Bis 2030 wird sich die Fläche von Städten weltweit verdreifachen. Damit ist die Urbanisierung einer der bestimmenden Treiber für Umweltveränderungen, gleichzeitig sind Städte auch Lebensräume für Tiere und Pflanzen. Die Frage, wie sich die Urbanisierung auf das Wanderverhalten von Tieren auswirkt, ist bisher noch weitgehend unerforscht. In einem vom FWF geförderten Projekt untersuchen Dr. Marion Chatelain und Dr. Michael Traugott deshalb den Einfluss von Nahrungsverfügbarkeit und Lebensraumqualität in städtischen Gebieten auf das Wanderverhalten von Meisen. „Kohl- und Blaumeisen sind beliebte Modellorganismen, um den Einfluss von Städten auf ökologische und evolutionäre Prozesse bei wildlebenden Tieren zu analysieren“, sagt Projektleiterin Marion Chatelain.
Feldversuch
Besonders im nahrungsarmen Winter ist die menschliche Zufütterung von Wildtieren weit verbreitet. Dies hat insbesondere auf Vögel einen positiven Einfluss, die durch die reichhaltigen Nahrungsquellen die kalte Jahreszeit besser überstehen. „Wir nehmen an, dass städtische Lebensräume somit attraktive Überwinterungshabitate für Vögel darstellen. Im Sommer hingegen ist hochqualitative Nahrung im urbanen Bereich vermutlich schwieriger zu ergattern als in natürlichen oder naturnahen Lebensräumen“, so Chatelain weiter. Die ForscherInnen erhoffen sich aus Feldversuchen, die sie im kommenden Jahr in und um Innsbruck durchführen, genauere Erkenntnisse über das Wanderverhalten von Meisen, speziell in den Wintermonaten und zur Brutzeit, zu gewinnen. Dazu werden sie untersuchen, welche Nahrungsquellen den Vögeln in Tirol je nach Jahreszeit zur Verfügung stehen und wie sich das auf die Wahl des Lebensraums bei den Meisen auswirkt. In Feldversuchen sammeln sie Kotproben der Vögel, die Aufschluss über ihre Futterquellen geben. Um ihr Wanderverhalten nachzuvollziehen, untersuchen die ForscherInnen auch die Schwermetallbelastung im Gefieder der Vögel - je nachdem, welche und wie viele Metalle sich in den Federn angereichert haben, können Rückschlüsse auf den Lebensraum gezogen werden.
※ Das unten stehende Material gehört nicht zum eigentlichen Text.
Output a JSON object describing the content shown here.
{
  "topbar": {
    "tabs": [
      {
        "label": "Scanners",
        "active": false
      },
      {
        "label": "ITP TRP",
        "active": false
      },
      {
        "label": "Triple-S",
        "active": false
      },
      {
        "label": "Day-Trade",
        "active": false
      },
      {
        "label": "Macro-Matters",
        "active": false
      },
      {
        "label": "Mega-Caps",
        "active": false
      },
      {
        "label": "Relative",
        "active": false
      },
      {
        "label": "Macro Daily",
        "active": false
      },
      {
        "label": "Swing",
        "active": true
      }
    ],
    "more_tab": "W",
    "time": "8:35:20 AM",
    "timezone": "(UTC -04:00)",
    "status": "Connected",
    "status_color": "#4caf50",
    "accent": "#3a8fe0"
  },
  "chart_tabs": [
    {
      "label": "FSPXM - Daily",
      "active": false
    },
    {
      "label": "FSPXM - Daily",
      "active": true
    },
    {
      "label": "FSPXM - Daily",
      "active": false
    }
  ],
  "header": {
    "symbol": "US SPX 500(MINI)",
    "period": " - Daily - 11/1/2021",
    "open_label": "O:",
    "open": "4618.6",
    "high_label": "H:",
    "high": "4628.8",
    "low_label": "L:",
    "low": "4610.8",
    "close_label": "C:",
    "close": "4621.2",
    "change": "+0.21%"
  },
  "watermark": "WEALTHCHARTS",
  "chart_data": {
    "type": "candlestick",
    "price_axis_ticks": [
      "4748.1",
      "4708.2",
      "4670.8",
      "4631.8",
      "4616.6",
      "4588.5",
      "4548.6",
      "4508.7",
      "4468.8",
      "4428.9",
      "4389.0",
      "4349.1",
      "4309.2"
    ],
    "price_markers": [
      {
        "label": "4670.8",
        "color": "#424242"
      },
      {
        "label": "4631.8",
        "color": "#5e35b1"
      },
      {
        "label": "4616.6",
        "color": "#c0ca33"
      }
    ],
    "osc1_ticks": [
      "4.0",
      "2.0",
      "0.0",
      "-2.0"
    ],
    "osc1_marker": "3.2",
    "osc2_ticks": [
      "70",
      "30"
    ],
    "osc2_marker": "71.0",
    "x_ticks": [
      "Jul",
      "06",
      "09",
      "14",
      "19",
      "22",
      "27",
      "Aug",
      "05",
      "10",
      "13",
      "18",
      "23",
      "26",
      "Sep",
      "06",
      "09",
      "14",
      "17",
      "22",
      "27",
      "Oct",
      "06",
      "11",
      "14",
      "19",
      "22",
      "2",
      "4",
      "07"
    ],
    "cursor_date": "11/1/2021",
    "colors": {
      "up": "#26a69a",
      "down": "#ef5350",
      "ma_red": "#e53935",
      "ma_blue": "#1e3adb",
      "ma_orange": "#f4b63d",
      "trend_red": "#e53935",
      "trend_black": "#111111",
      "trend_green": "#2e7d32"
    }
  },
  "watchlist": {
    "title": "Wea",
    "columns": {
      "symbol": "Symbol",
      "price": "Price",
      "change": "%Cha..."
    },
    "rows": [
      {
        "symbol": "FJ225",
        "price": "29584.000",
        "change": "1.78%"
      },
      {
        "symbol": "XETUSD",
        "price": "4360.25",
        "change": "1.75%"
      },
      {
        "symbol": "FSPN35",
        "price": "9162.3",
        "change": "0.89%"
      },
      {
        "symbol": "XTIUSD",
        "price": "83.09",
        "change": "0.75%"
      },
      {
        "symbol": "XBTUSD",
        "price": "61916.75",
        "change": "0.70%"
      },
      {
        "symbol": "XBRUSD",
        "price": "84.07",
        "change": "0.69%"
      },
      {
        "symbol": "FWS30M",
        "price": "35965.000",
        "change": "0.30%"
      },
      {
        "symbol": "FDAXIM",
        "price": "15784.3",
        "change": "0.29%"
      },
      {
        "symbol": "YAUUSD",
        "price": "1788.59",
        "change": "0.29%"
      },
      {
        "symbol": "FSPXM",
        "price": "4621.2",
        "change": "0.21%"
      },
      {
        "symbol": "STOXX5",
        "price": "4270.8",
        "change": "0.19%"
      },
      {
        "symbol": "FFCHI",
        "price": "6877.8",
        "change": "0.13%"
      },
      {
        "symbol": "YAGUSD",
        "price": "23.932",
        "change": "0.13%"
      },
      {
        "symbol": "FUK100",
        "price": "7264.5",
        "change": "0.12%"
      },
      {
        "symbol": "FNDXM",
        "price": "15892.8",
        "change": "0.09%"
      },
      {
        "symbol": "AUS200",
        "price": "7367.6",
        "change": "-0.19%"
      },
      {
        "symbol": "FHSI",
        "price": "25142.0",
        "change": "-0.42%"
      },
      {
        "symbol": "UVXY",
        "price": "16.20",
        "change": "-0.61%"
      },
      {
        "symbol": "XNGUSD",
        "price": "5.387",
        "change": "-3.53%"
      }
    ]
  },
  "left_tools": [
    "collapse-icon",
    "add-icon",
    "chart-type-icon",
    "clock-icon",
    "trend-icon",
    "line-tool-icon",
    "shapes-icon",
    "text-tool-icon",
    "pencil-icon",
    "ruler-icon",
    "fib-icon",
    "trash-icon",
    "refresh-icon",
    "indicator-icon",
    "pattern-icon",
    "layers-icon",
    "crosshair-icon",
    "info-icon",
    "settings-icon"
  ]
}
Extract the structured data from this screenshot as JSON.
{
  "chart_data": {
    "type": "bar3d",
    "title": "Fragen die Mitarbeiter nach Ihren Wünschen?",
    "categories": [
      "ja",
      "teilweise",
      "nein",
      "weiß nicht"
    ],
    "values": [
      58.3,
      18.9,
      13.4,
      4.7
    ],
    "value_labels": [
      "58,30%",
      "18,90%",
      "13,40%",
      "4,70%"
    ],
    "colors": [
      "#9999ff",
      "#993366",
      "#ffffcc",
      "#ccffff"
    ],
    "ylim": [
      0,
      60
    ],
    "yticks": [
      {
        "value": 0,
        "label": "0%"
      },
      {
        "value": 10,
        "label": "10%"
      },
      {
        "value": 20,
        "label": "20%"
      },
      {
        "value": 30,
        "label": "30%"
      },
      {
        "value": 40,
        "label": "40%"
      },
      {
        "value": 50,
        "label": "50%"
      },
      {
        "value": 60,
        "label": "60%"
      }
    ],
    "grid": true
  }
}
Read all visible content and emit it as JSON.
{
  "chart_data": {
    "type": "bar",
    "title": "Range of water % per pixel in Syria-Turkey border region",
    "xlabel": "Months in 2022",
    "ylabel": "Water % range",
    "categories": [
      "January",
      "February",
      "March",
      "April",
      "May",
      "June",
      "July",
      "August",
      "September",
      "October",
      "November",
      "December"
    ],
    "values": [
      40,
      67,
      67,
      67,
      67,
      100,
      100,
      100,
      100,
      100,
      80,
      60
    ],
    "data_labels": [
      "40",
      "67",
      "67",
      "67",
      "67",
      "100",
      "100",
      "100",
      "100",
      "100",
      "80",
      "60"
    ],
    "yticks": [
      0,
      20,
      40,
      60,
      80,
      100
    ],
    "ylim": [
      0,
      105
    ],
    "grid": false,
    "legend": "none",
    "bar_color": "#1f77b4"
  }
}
In dem umfangreichen Projekt spannen die ForscherInnen den Bogen vom städtischen Lebensraum in Innsbruck bis hin zu den umliegenden Gemeinden, wie etwa Völs, Neugötzens, Mutters, Natters, Lans, Sistrans, Aldrans, Rum und Ampass. Erste Ergebnisse sollen im Herbst 2021 vorliegen.
Forschung zum Mitmachen
Für die erfolgreiche Durchführung des Projekts hoffen die ForscherInnen auch auf die Mithilfe der Bevölkerung. Die Vögel, von denen im Rahmen der Feldversuche Kot- und Federproben genommen wurden, sind zur Identifikation mit farbigen Ringen gekennzeichnet. Der Standort (Adresse oder GPS-Koordinaten) der Sichtung einer gekennzeichneten Meise und der entsprechende Farbcode können direkt an Frau Dr. Marion Chatelain gesendet werden: marion.chatelain@uibk.ac.at
Der Farbcode setzt sich wie folgt zusammen:
Der untere Ring am rechten Bein ist immer grau – der offizielle Ring der Österreichischen Vogelwarten/Austrian Ornithological Centre (AOC). Auf der Projektseite (bit.ly/kohl-und-blaumeise) können Hobby-Ornithologen auf einer interaktiven Karte miterleben, wo schon welche Vögel beprobt wurden. Außerdem werden laufend Bilder und Updates zum Projekt online gestellt.